Recensione “The tragedy of Macbeth”: il dramma dietro i mondi dei fratelli Coen

Ci si sono cimentati Orson Welles, Roman Polanski e anche un inconsapevole Akira Kurosawa, per considerare solo gli adattamenti più celebri e iconici della tragedia shakespeariana: c’era bisogno di un ulteriore adattamento del Macbeth considerati gli illustri predecessori? Probabilmente no, ma è un bene che sia stato realizzato, dal momento che porta la firma di Joel Coen, alla sua prima regia senza il fratello Ethan.

In originale The Tragedy of Macbeth, racconta una storia già raccontata, senza osare tanto nella narrazione quanto nella forma: torna il dramma per eccellenza sul potere e sul libero arbitrio, avente come teatro un futuro già compiuto e che si dispiega pazientemente sotto lo sguardo dell’uomo, passivo osservatore che non può nulla se non assecondare la propria tragedia.

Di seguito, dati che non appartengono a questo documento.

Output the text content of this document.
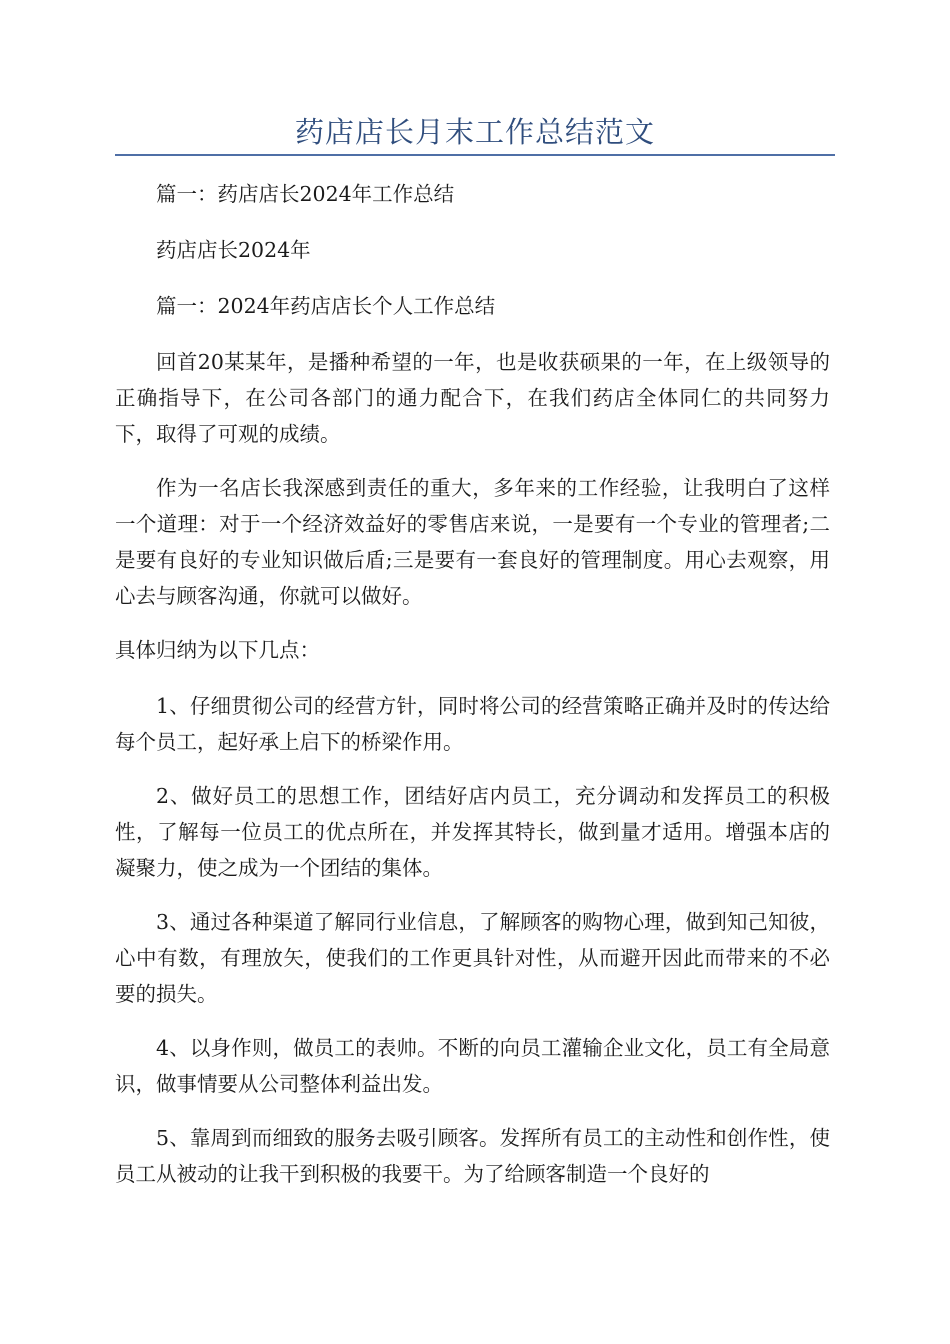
药店店长月末工作总结范文

篇一：药店店长2024年工作总结

药店店长2024年

篇一：2024年药店店长个人工作总结

回首20某某年，是播种希望的一年，也是收获硕果的一年，在上级领导的正确指导下，在公司各部门的通力配合下，在我们药店全体同仁的共同努力下，取得了可观的成绩。

作为一名店长我深感到责任的重大，多年来的工作经验，让我明白了这样一个道理：对于一个经济效益好的零售店来说，一是要有一个专业的管理者;二是要有良好的专业知识做后盾;三是要有一套良好的管理制度。用心去观察，用心去与顾客沟通，你就可以做好。

具体归纳为以下几点：

1、仔细贯彻公司的经营方针，同时将公司的经营策略正确并及时的传达给每个员工，起好承上启下的桥梁作用。

2、做好员工的思想工作，团结好店内员工，充分调动和发挥员工的积极性，了解每一位员工的优点所在，并发挥其特长，做到量才适用。增强本店的凝聚力，使之成为一个团结的集体。

3、通过各种渠道了解同行业信息，了解顾客的购物心理，做到知己知彼，心中有数，有理放矢，使我们的工作更具针对性，从而避开因此而带来的不必要的损失。

4、以身作则，做员工的表帅。不断的向员工灌输企业文化，员工有全局意识，做事情要从公司整体利益出发。

5、靠周到而细致的服务去吸引顾客。发挥所有员工的主动性和创作性，使员工从被动的让我干到积极的我要干。为了给顾客制造一个良好的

E nel riproporre tutto ciò, pur partendo dalla tradizione cinematografica del Macbeth, affonda le proprie radici in Bergman. Mentre viene rimandata la memoria a L’uomo che non c’era, l’eleganza del bianco e nero esalta – venendone esaltata a sua volta – le rarefatte scenografie che si alternano tra le algide geometrie dei castelli e gli svuotati spazi aperti, affogati nella nebbia di una Scozia sospesa sulle parole di tre parche.

Così come nel 4:3, i personaggi sono intrappolati nelle rispettive sorti, e quindi spogliati di qualsivoglia amoralità: non è un conflitto etico quello in cui si agitano, ma lo scontro con la consapevolezza di star seguendo passivamente un percorso già tracciato e di cui è sempre più prevedibile l’esito. L’antieroe shakespeariano di Denzel Washington prosegue sulla strada solcata dalle parole delle tre streghe, fedele, ambizioso, ossessivo, delirante e infine arreso, riscoprendosi nel momento stesso della resa. E la tragedia richiamata nel titolo originale trova la sua espressione proprio nella prova attoriale di Denzel Washington, piena di umanità quanto di delirio, maestosa e misurata.

Quanto conseguito da Joel Coen al termine della pellicola è molto sottile, poiché non reinterpreta Shakespeare, piuttosto si riconosce in lui, così come aveva fatto con McCarthy in Non è un paese per vecchi: opere lontane dalla veste più ironica dei film dei Coen, ma insospettabilmente vicine alla sostanza che espongono, uno spaccato su uomini miopi che rimbalzano in un mondo alimentato da logiche a loro precluse. È l’incubo mascherato dalla farsa.

The tragedy of Macbeth è radicale nell’estetica, dalle scenografie ai volti degli attori fino a Kathryn Hunter, più di quanto non lo sia nella narrazione (per quello c’è Kurosawa che, in riferimento a Il trono di sangue, confessò di essersi dimenticato dell’esistenza dell’opera del Bardo), ma non è necessariamente l’approccio di cui c’era bisogno: Joel Coen non rende proprio Shakespeare perché l’equazione, forse, è più esatta a ruoli invertiti.